15 junio, 2018 – Espiritualidad digital

Guarda la vista

Cuando se hace de noche, deja de entrar luz por las ventanas, y la casa queda a oscuras si no enciendes una lámpara.

Las ventanas del hombre son los ojos. Pero cuanto entra por ellos queda almacenado en la memoria, y así, aun cuando están cerrados, las imágenes persisten. Y no todas son luz. Algunas son tinieblas. Y manchan.

Te arriesgaste a ver aquella película, aun cuando sabías que no era aconsejable, y ahora no puedes retirar de la imaginación esas escenas que te perturban por dentro. Culpa tuya. ¿Por qué miraste?

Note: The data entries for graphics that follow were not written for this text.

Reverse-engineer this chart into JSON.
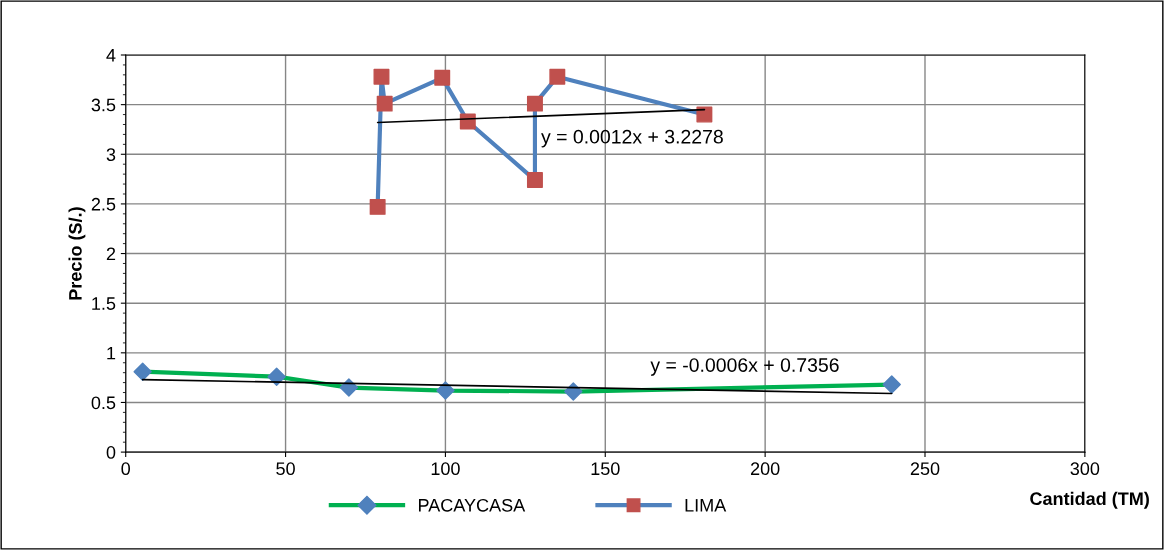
{
  "chart_data": {
    "type": "line",
    "xlabel": "Cantidad (TM)",
    "ylabel": "Precio (S/.)",
    "xlim": [
      0,
      300
    ],
    "xticks": [
      0,
      50,
      100,
      150,
      200,
      250,
      300
    ],
    "ylim": [
      0,
      4
    ],
    "yticks": [
      0,
      0.5,
      1,
      1.5,
      2,
      2.5,
      3,
      3.5,
      4
    ],
    "grid": true,
    "legend": "bottom",
    "line_style": "solid",
    "series": [
      {
        "name": "PACAYCASA",
        "color": "#00b050",
        "colors": [
          "#4f81bd",
          "#4f81bd",
          "#4f81bd",
          "#4f81bd",
          "#4f81bd",
          "#4f81bd"
        ],
        "marker": "diamond",
        "x": [
          5.3,
          47.2,
          69.8,
          100,
          140,
          239.6
        ],
        "values": [
          0.81,
          0.76,
          0.65,
          0.62,
          0.61,
          0.68
        ]
      },
      {
        "name": "LIMA",
        "color": "#4f81bd",
        "colors": [
          "#c0504d",
          "#c0504d",
          "#c0504d",
          "#c0504d",
          "#c0504d",
          "#c0504d",
          "#c0504d",
          "#c0504d",
          "#c0504d"
        ],
        "marker": "square",
        "x": [
          78.8,
          80,
          81,
          99,
          107,
          128,
          128,
          135,
          181
        ],
        "values": [
          2.47,
          3.78,
          3.51,
          3.77,
          3.33,
          2.74,
          3.51,
          3.78,
          3.4
        ]
      },
      {
        "color": "#000000",
        "marker": "none",
        "x": [
          78.8,
          181
        ],
        "values": [
          3.32,
          3.45
        ]
      },
      {
        "color": "#000000",
        "marker": "none",
        "x": [
          5.3,
          239.6
        ],
        "values": [
          0.73,
          0.59
        ]
      }
    ],
    "annotations": [
      "y = 0.0012x + 3.2278",
      "y = -0.0006x + 0.7356"
    ]
  }
}
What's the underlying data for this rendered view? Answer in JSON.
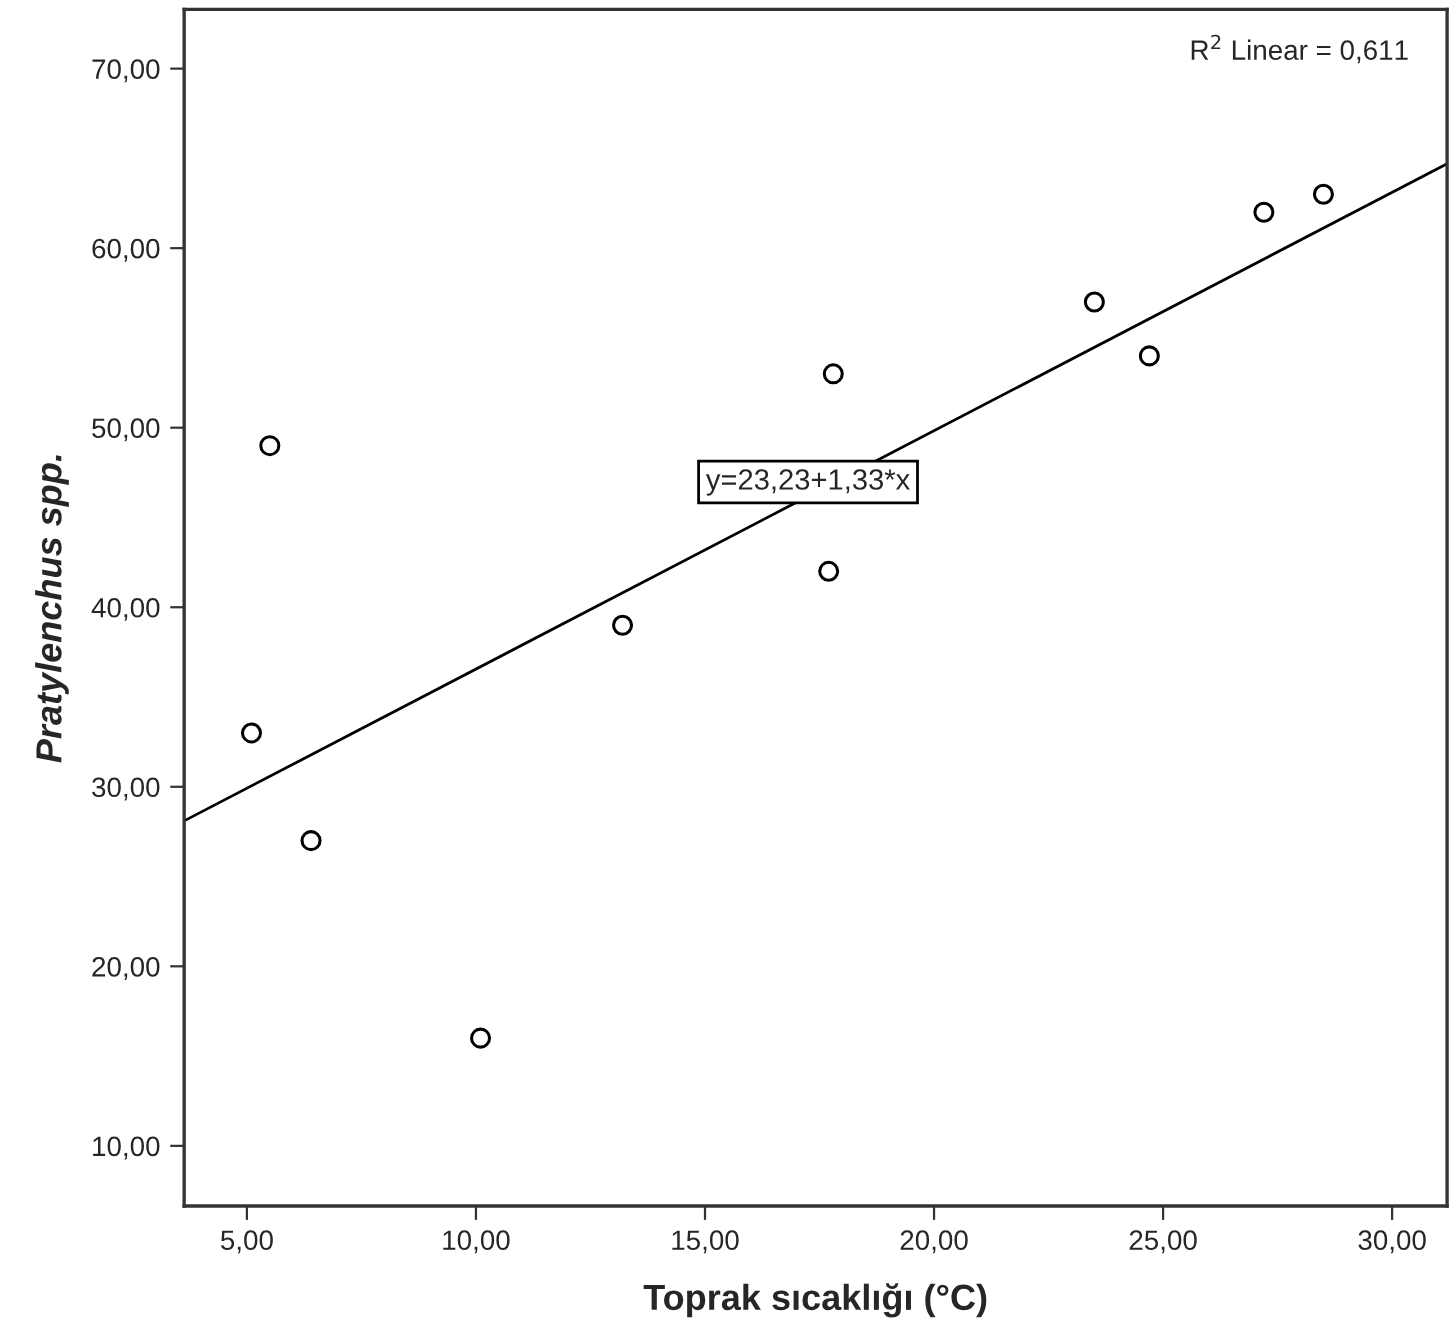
{
  "chart_data": {
    "type": "scatter",
    "xlabel": "Toprak sıcaklığı (°C)",
    "ylabel": "Pratylenchus spp.",
    "x": [
      5.1,
      5.5,
      6.4,
      10.1,
      13.2,
      17.7,
      17.8,
      23.5,
      24.7,
      27.2,
      28.5
    ],
    "series": [
      {
        "color": "#000000",
        "values": [
          33,
          49,
          27,
          16,
          39,
          42,
          53,
          57,
          54,
          62,
          63
        ],
        "marker": "circle"
      },
      {
        "type": "line",
        "color": "#000000",
        "x": [
          3.63,
          31.2
        ],
        "values": [
          28.1,
          64.7
        ],
        "marker": "none"
      }
    ],
    "annotations": [
      "R$^{2}$ Linear = 0,611",
      "y=23,23+1,33*x"
    ],
    "xlim": [
      3.63,
      31.2
    ],
    "ylim": [
      6.65,
      73.3
    ],
    "xticks": [
      {
        "value": 5,
        "label": "5,00"
      },
      {
        "value": 10,
        "label": "10,00"
      },
      {
        "value": 15,
        "label": "15,00"
      },
      {
        "value": 20,
        "label": "20,00"
      },
      {
        "value": 25,
        "label": "25,00"
      },
      {
        "value": 30,
        "label": "30,00"
      }
    ],
    "yticks": [
      {
        "value": 10,
        "label": "10,00"
      },
      {
        "value": 20,
        "label": "20,00"
      },
      {
        "value": 30,
        "label": "30,00"
      },
      {
        "value": 40,
        "label": "40,00"
      },
      {
        "value": 50,
        "label": "50,00"
      },
      {
        "value": 60,
        "label": "60,00"
      },
      {
        "value": 70,
        "label": "70,00"
      }
    ],
    "grid": false,
    "legend": false
  }
}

Si tu ojo derecho te induce a pecar, sácatelo y tíralo. Más te valdría haber estado ciego que haber mirado lo que manchó tu alma. No es fácil limpiar eso.

Guarda la vista. No arriesgues tanto. Si te dijeran que el aire es tóxico, ¿abrirías las ventanas? Ten cuidado con lo que miras. Sin hacer rarezas, sé discreto con los ojos.

Y, si quieres limpiar aquello, te diré cómo: mira con cariño a los crucifijos e imágenes de la Virgen. Que por las mismas ventanas por las que entró la suciedad entre ahora la limpieza. La mejor manera de guardar la vista es posarla en un lugar santo.